Um die Bestimmungen des Datenschutzgesetzes einzuhalten, verlangt die SBB vom Systemlieferanten, dass die Daten anonymisiert erhoben werden müssen. Allerdings solle eine Person-ID vergeben werden, damit Personen "während der gesamten Aufenthaltsdauer im Bahnhof eindeutig erkannt werden können". Schon damals – wie auch heute – betont die SBB, dass trotz solch einer "eindeutigen Identifikation der Person" Rückschlüsse auf Einzelpersonen nicht möglich seien. In einem neueren Artikel schreibt Inside-IT ferner, dass der Datenschutz gewährleistet bleibe. Demnach beteuert die SBB, es werde nur mit aggregierten Daten gearbeitet. Die Informationen der Ladenkassen würden nur "allgemein genutzt" und das Einkaufsverhalten nicht mit den Daten des Swiss­pass verknüpft.
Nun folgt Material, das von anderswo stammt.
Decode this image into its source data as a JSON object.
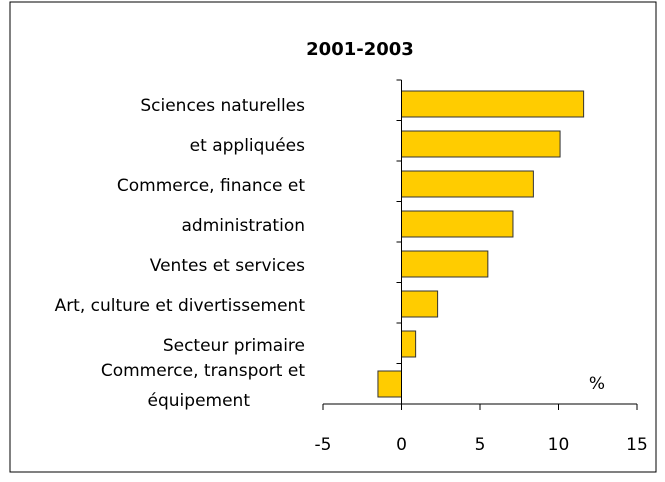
{
  "chart_data": {
    "type": "barh",
    "title": "2001-2003",
    "categories": [
      "Sciences naturelles",
      "et appliquées",
      "Commerce, finance et",
      "administration",
      "Ventes et services",
      "Art, culture et divertissement",
      "Secteur primaire",
      [
        "Commerce, transport et",
        "équipement"
      ]
    ],
    "values": [
      11.6,
      10.1,
      8.4,
      7.1,
      5.5,
      2.3,
      0.9,
      -1.5
    ],
    "color": "#ffcc00",
    "xlim": [
      -5,
      15
    ],
    "xticks": [
      -5,
      0,
      5,
      10,
      15
    ],
    "unit_label": "%"
  }
}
Der Bahn-Konzern beteuert, die Person-ID habe nichts mit der Person zu tun, sondern sei eine rein technische Nummerierung. Es würden keine Daten verknüpft, welche Rückschlüsse auf die Person zulassen, und es gebe keine Verknüpfung mit dem Swisspass oder Mobile-Apps. Der Datenschutz sei gewährleistet. Es werde nichts beschafft und eingesetzt, das nicht datenschutzkonform sei.

Der Eidgenössische Datenschützer (EDÖB), Adrian Lobsiger, sagte laut K-Tipp: Aufgrund der Vielzahl der erhobenen Daten und des Risikos der Re-Identifikation von Personen bestehe eine erhebliche Gefahr für die Persönlichkeit der Passanten. Der EDÖB selbst bestätigt, dass er von der SBB "im Oktober 2022 über dieses Projekt informiert" wurde. Die SBB "sicherten dem EDÖB zu, dass die Daten nicht personenbezogen verwendet werden, und dass sie eine Datenschutzfolgenabschätzung zum Projekt durchführen werden. Der EDÖB wird das Projekt weiterhin aufsichtsrechtlich begleiten."